Das Gütersloher Traditionsunternehmen Miele ist ebenso wie die Marken Bosch und Siemens, die zur in München ansässigen BSH-Gruppe gehören, weit vorn, wenn es um Smarthome-Anwendungen geht.

Miele hat nach eigenen Angaben bereits rund 700 Geräte im Sortiment, die vernetzbar sind. „Mehr als die Hälfte unserer verkauften Geräte sind vernetzungsfähig, Tendenz steigend“, sagt Peter Hübinger, verantwortlich für Smarthome und Elektronikentwicklung bei Miele. Das Ziel ist ambitioniert: Alle Miele-Hausgeräte sollen vernetzbar werden und vor allem durch Updates regelmäßig auf den neuesten technischen Stand gebracht werden können, was Software und Zusatzfunktionen angeht.
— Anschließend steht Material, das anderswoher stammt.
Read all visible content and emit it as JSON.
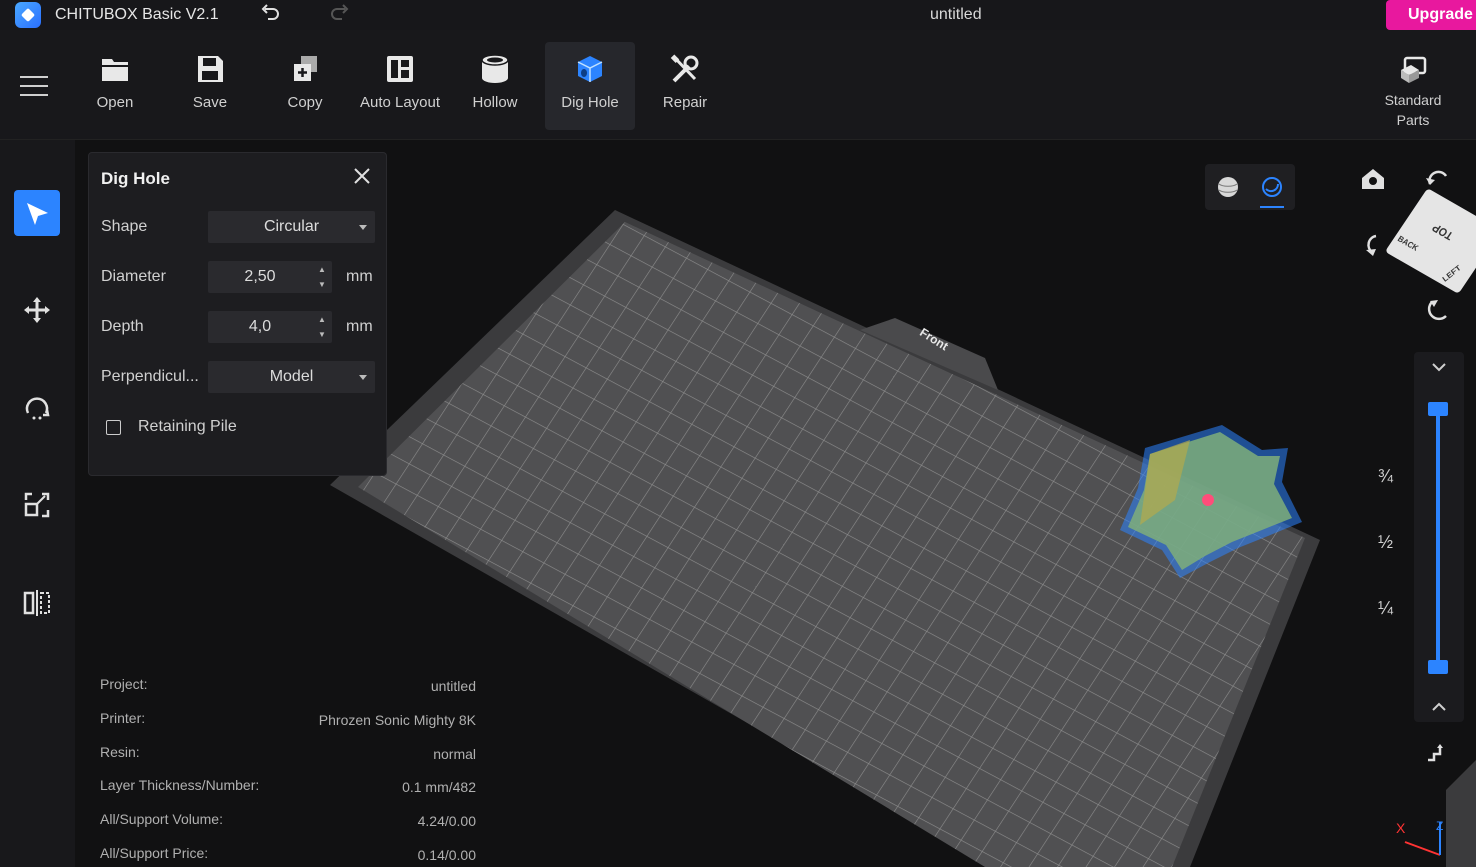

Ein Aushängeschild bei Miele ist ein Backofen, der Künstliche Intelligenz (KI) nutzt: Eine im Ofen eingebaute Kamera erfasst, ob sich etwa Gemüse oder Streuselkuchen auf dem Blech befindet, und wählt das passende Programm aus. Zunächst erkennt der Algorithmus 20 Gerichte, weitere folgen in Updates. Bislang sind die Kochassistenzsysteme erst in Großbritannien und Dänemark erhältlich.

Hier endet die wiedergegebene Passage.